El peliverde se excita mucho más debido a las suplicas de EroPrince, toma las manos del rubio y las coloca contra el colchón manteniéndolo firme con las suyas propias, logrando así aprisionarlo. El moreno inicia con un suave movimiento de cadera, le había encantado como el chico sexy había gemido su nombre. Poco a poco aumenta el ritmo y la habitación empieza a llenarse de gemidos y gruñidos. Los fuertes embistes tienen al rubio perdido en el placer. La cama rechina por los fuertes movimientos sexuales, el peliverde literalmente está montando al rubio como si fuera su hembra.
—¿te gusta zorrito? — le susurra de forma seductora — a mi me encanta y que delicia se siente estar en tu interior.
—¡Zo~zoro ahn~! — gime el rubio debajo de él. Sus pezones se frotan contra la cama igual que su polla, ambas partes están sensibles y el moreno no deja de montar su cuerpo, y de cierta forma le encantaba. — no tan fuerte idiota, ahn~
—no puedo esperar a llenarte, rubia — gruñe el moreno con fuerza. Sus caderas moviéndose con mas fuerza y velocidad — quiero que tu culo se amolde a mi verga, zorrito. No puedo esperar para rellenarte.

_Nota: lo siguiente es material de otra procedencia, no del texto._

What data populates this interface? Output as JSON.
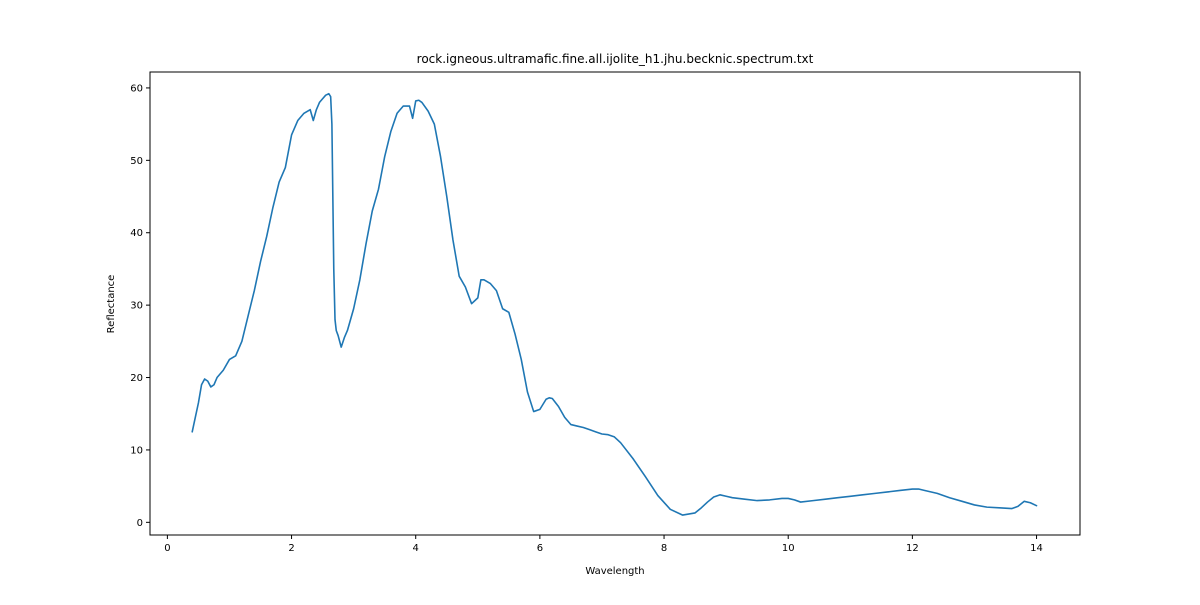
{
  "chart_data": {
    "type": "line",
    "title": "rock.igneous.ultramafic.fine.all.ijolite_h1.jhu.becknic.spectrum.txt",
    "xlabel": "Wavelength",
    "ylabel": "Reflectance",
    "xlim": [
      -0.28,
      14.7
    ],
    "ylim": [
      -1.75,
      62.2
    ],
    "xticks": [
      0,
      2,
      4,
      6,
      8,
      10,
      12,
      14
    ],
    "yticks": [
      0,
      10,
      20,
      30,
      40,
      50,
      60
    ],
    "grid": false,
    "legend": "none",
    "colors": {
      "line": "#1f77b4",
      "axes": "#000000",
      "background": "#ffffff"
    },
    "series": [
      {
        "x": [
          0.4,
          0.45,
          0.5,
          0.55,
          0.6,
          0.65,
          0.7,
          0.75,
          0.8,
          0.85,
          0.9,
          1.0,
          1.1,
          1.2,
          1.3,
          1.4,
          1.5,
          1.6,
          1.7,
          1.8,
          1.9,
          2.0,
          2.1,
          2.2,
          2.3,
          2.35,
          2.4,
          2.45,
          2.5,
          2.55,
          2.6,
          2.63,
          2.65,
          2.68,
          2.7,
          2.72,
          2.75,
          2.8,
          2.85,
          2.9,
          3.0,
          3.1,
          3.2,
          3.3,
          3.4,
          3.5,
          3.6,
          3.7,
          3.8,
          3.9,
          3.95,
          4.0,
          4.05,
          4.1,
          4.2,
          4.3,
          4.4,
          4.5,
          4.6,
          4.7,
          4.8,
          4.9,
          5.0,
          5.05,
          5.1,
          5.2,
          5.3,
          5.4,
          5.5,
          5.6,
          5.7,
          5.8,
          5.9,
          6.0,
          6.1,
          6.15,
          6.2,
          6.3,
          6.4,
          6.5,
          6.6,
          6.7,
          6.8,
          6.9,
          7.0,
          7.1,
          7.2,
          7.3,
          7.5,
          7.7,
          7.9,
          8.1,
          8.3,
          8.5,
          8.6,
          8.7,
          8.8,
          8.9,
          9.0,
          9.1,
          9.3,
          9.5,
          9.7,
          9.9,
          10.0,
          10.1,
          10.2,
          10.4,
          10.6,
          10.8,
          11.0,
          11.2,
          11.4,
          11.6,
          11.8,
          12.0,
          12.1,
          12.2,
          12.4,
          12.6,
          12.8,
          13.0,
          13.2,
          13.4,
          13.6,
          13.7,
          13.8,
          13.9,
          14.0
        ],
        "y": [
          12.5,
          14.5,
          16.5,
          19.0,
          19.8,
          19.5,
          18.7,
          19.0,
          20.0,
          20.5,
          21.0,
          22.5,
          23.0,
          25.0,
          28.5,
          32.0,
          36.0,
          39.5,
          43.5,
          47.0,
          49.0,
          53.5,
          55.5,
          56.5,
          57.0,
          55.5,
          57.0,
          58.0,
          58.5,
          59.0,
          59.2,
          58.8,
          55.0,
          35.0,
          28.0,
          26.5,
          25.8,
          24.2,
          25.5,
          26.5,
          29.5,
          33.5,
          38.5,
          43.0,
          46.0,
          50.5,
          54.0,
          56.5,
          57.5,
          57.5,
          55.8,
          58.2,
          58.3,
          58.0,
          56.8,
          55.0,
          50.5,
          45.0,
          39.0,
          34.0,
          32.5,
          30.2,
          31.0,
          33.5,
          33.5,
          33.0,
          32.0,
          29.5,
          29.0,
          26.0,
          22.5,
          18.0,
          15.3,
          15.6,
          17.0,
          17.2,
          17.1,
          16.0,
          14.5,
          13.5,
          13.3,
          13.1,
          12.8,
          12.5,
          12.2,
          12.1,
          11.8,
          11.0,
          8.8,
          6.3,
          3.7,
          1.8,
          1.0,
          1.3,
          2.0,
          2.8,
          3.5,
          3.8,
          3.6,
          3.4,
          3.2,
          3.0,
          3.1,
          3.3,
          3.3,
          3.1,
          2.8,
          3.0,
          3.2,
          3.4,
          3.6,
          3.8,
          4.0,
          4.2,
          4.4,
          4.6,
          4.6,
          4.4,
          4.0,
          3.4,
          2.9,
          2.4,
          2.1,
          2.0,
          1.9,
          2.2,
          2.9,
          2.7,
          2.3
        ]
      }
    ]
  }
}
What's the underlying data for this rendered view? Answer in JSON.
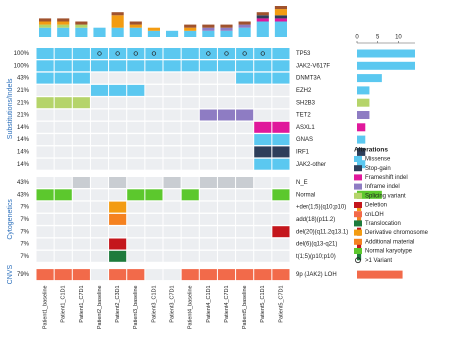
{
  "chart_data": {
    "type": "oncoprint",
    "columns": [
      "Patient1_baseline",
      "Patient1_C1D1",
      "Patient1_C7D1",
      "Patient2_baseline",
      "Patient2_C3D1",
      "Patient3_baseline",
      "Patient3_C1D1",
      "Patient3_C7D1",
      "Patient4_baseline",
      "Patient4_C1D1",
      "Patient4_C7D1",
      "Patient5_baseline",
      "Patient5_C1D1",
      "Patient5_C7D1"
    ],
    "sections": [
      {
        "label": "Substitutions/Indels",
        "rows": [
          {
            "name": "TP53",
            "percent": "100%",
            "color": "#5bc8f0",
            "count": 14,
            "cells": [
              1,
              1,
              1,
              1,
              1,
              1,
              1,
              1,
              1,
              1,
              1,
              1,
              1,
              1
            ],
            "circles": [
              0,
              0,
              0,
              1,
              1,
              1,
              1,
              0,
              0,
              1,
              1,
              1,
              1,
              0
            ]
          },
          {
            "name": "JAK2-V617F",
            "percent": "100%",
            "color": "#5bc8f0",
            "count": 14,
            "cells": [
              1,
              1,
              1,
              1,
              1,
              1,
              1,
              1,
              1,
              1,
              1,
              1,
              1,
              1
            ]
          },
          {
            "name": "DNMT3A",
            "percent": "43%",
            "color": "#5bc8f0",
            "count": 6,
            "cells": [
              1,
              1,
              1,
              0,
              0,
              0,
              0,
              0,
              0,
              0,
              0,
              1,
              1,
              1
            ]
          },
          {
            "name": "EZH2",
            "percent": "21%",
            "color": "#5bc8f0",
            "count": 3,
            "cells": [
              0,
              0,
              0,
              1,
              1,
              1,
              0,
              0,
              0,
              0,
              0,
              0,
              0,
              0
            ]
          },
          {
            "name": "SH2B3",
            "percent": "21%",
            "color": "#b5d46a",
            "count": 3,
            "cells": [
              1,
              1,
              1,
              0,
              0,
              0,
              0,
              0,
              0,
              0,
              0,
              0,
              0,
              0
            ]
          },
          {
            "name": "TET2",
            "percent": "21%",
            "color": "#8e7cc3",
            "count": 3,
            "cells": [
              0,
              0,
              0,
              0,
              0,
              0,
              0,
              0,
              0,
              1,
              1,
              1,
              0,
              0
            ]
          },
          {
            "name": "ASXL1",
            "percent": "14%",
            "color": "#e0189b",
            "count": 2,
            "cells": [
              0,
              0,
              0,
              0,
              0,
              0,
              0,
              0,
              0,
              0,
              0,
              0,
              1,
              1
            ]
          },
          {
            "name": "GNAS",
            "percent": "14%",
            "color": "#5bc8f0",
            "count": 2,
            "cells": [
              0,
              0,
              0,
              0,
              0,
              0,
              0,
              0,
              0,
              0,
              0,
              0,
              1,
              1
            ]
          },
          {
            "name": "IRF1",
            "percent": "14%",
            "color": "#2d3e5a",
            "count": 2,
            "cells": [
              0,
              0,
              0,
              0,
              0,
              0,
              0,
              0,
              0,
              0,
              0,
              0,
              1,
              1
            ]
          },
          {
            "name": "JAK2-other",
            "percent": "14%",
            "color": "#5bc8f0",
            "count": 2,
            "cells": [
              0,
              0,
              0,
              0,
              0,
              0,
              0,
              0,
              0,
              0,
              0,
              0,
              1,
              1
            ]
          }
        ]
      },
      {
        "label": "Cytogenetics",
        "rows": [
          {
            "name": "N_E",
            "percent": "43%",
            "color": "#c9cdd2",
            "cells": [
              0,
              0,
              1,
              0,
              1,
              0,
              0,
              1,
              0,
              1,
              1,
              1,
              0,
              0
            ]
          },
          {
            "name": "Normal",
            "percent": "43%",
            "color": "#5cc82d",
            "count": 6,
            "cells": [
              1,
              1,
              0,
              0,
              0,
              1,
              1,
              0,
              1,
              0,
              0,
              0,
              0,
              1
            ]
          },
          {
            "name": "+der(1;5)(q10;p10)",
            "percent": "7%",
            "color": "#f39c12",
            "count": 1,
            "cells": [
              0,
              0,
              0,
              0,
              1,
              0,
              0,
              0,
              0,
              0,
              0,
              0,
              0,
              0
            ]
          },
          {
            "name": "add(18)(p11.2)",
            "percent": "7%",
            "color": "#f58220",
            "count": 1,
            "cells": [
              0,
              0,
              0,
              0,
              1,
              0,
              0,
              0,
              0,
              0,
              0,
              0,
              0,
              0
            ]
          },
          {
            "name": "del(20)(q11.2q13.1)",
            "percent": "7%",
            "color": "#c4161c",
            "count": 1,
            "cells": [
              0,
              0,
              0,
              0,
              0,
              0,
              0,
              0,
              0,
              0,
              0,
              0,
              0,
              1
            ]
          },
          {
            "name": "del(6)(q13-q21)",
            "percent": "7%",
            "color": "#c4161c",
            "count": 1,
            "cells": [
              0,
              0,
              0,
              0,
              1,
              0,
              0,
              0,
              0,
              0,
              0,
              0,
              0,
              0
            ]
          },
          {
            "name": "t(1;5)(p10;p10)",
            "percent": "7%",
            "color": "#1e7b3c",
            "count": 1,
            "cells": [
              0,
              0,
              0,
              0,
              1,
              0,
              0,
              0,
              0,
              0,
              0,
              0,
              0,
              0
            ]
          }
        ]
      },
      {
        "label": "CNVS",
        "rows": [
          {
            "name": "9p (JAK2) LOH",
            "percent": "79%",
            "color": "#f26a4a",
            "count": 11,
            "cells": [
              1,
              1,
              1,
              0,
              1,
              1,
              0,
              0,
              1,
              1,
              1,
              1,
              1,
              1
            ]
          }
        ]
      }
    ],
    "top_bars": {
      "ylim": [
        0,
        10
      ],
      "series": [
        {
          "color": "#5bc8f0",
          "values": [
            3,
            3,
            3,
            3,
            3,
            3,
            2,
            2,
            2,
            2,
            2,
            3,
            5,
            5
          ]
        },
        {
          "color": "#b5d46a",
          "values": [
            1,
            1,
            1,
            0,
            0,
            0,
            0,
            0,
            0,
            0,
            0,
            0,
            0,
            0
          ]
        },
        {
          "color": "#8e7cc3",
          "values": [
            0,
            0,
            0,
            0,
            0,
            0,
            0,
            0,
            0,
            1,
            1,
            1,
            0,
            0
          ]
        },
        {
          "color": "#e0189b",
          "values": [
            0,
            0,
            0,
            0,
            0,
            0,
            0,
            0,
            0,
            0,
            0,
            0,
            1,
            1
          ]
        },
        {
          "color": "#2d3e5a",
          "values": [
            0,
            0,
            0,
            0,
            0,
            0,
            0,
            0,
            0,
            0,
            0,
            0,
            1,
            1
          ]
        },
        {
          "color": "#f39c12",
          "values": [
            1,
            1,
            0,
            0,
            4,
            1,
            1,
            0,
            1,
            0,
            0,
            0,
            0,
            2
          ]
        },
        {
          "color": "#a0522d",
          "values": [
            1,
            1,
            1,
            0,
            1,
            1,
            0,
            0,
            1,
            1,
            1,
            1,
            1,
            1
          ]
        }
      ]
    },
    "row_bars": {
      "xlim": [
        0,
        14
      ],
      "xticks": [
        0,
        5,
        10
      ]
    },
    "legend": {
      "title": "Alterations",
      "items": [
        {
          "name": "Missense",
          "color": "#5bc8f0"
        },
        {
          "name": "Stop-gain",
          "color": "#2d3e5a"
        },
        {
          "name": "Frameshift indel",
          "color": "#e0189b"
        },
        {
          "name": "Inframe indel",
          "color": "#8e7cc3"
        },
        {
          "name": "Splicing variant",
          "color": "#b5d46a"
        },
        {
          "name": "Deletion",
          "color": "#c4161c"
        },
        {
          "name": "cnLOH",
          "color": "#f26a4a"
        },
        {
          "name": "Translocation",
          "color": "#1e7b3c"
        },
        {
          "name": "Derivative chromosome",
          "color": "#f39c12"
        },
        {
          "name": "Additional material",
          "color": "#f58220"
        },
        {
          "name": "Normal karyotype",
          "color": "#5cc82d"
        },
        {
          "name": ">1 Variant",
          "marker": "circle"
        }
      ]
    }
  }
}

El rubio quería ser besado. Quería quitarse la mascara y besar al hombre que lo follaba de forma tan perversa y fogosa, pero hacer eso literalmente haría que su acuerdo fuese anulado, pero oh diosa, ese hombre lo estaba follando delicioso. Su verga estaba tocando su próstata que literalmente hacía que su saliva se deslizara fuera de sus labios por todas las exquisitas sensaciones que le causaba, ni siquiera podía tocarse así mismo… iba a tener un orgasmo y solo usando su culo.
''¡Ah si! ¡Eso es dulce zorrito, disfruta de mi polla!'' — gruñía el moreno sin dejar de embestir. Los gemidos de EroPrince lo calentaban, su sangre hervía y sus caderas no paraban de follar a su querido rubio. ¡Oh si! Sería una noche larga llena de pasión y lujuria. ''¡eso es bebé, apriétame con tu culo! Siente como mi polla se hunde en tu agujero y toca tu punto dulce, zorrito''.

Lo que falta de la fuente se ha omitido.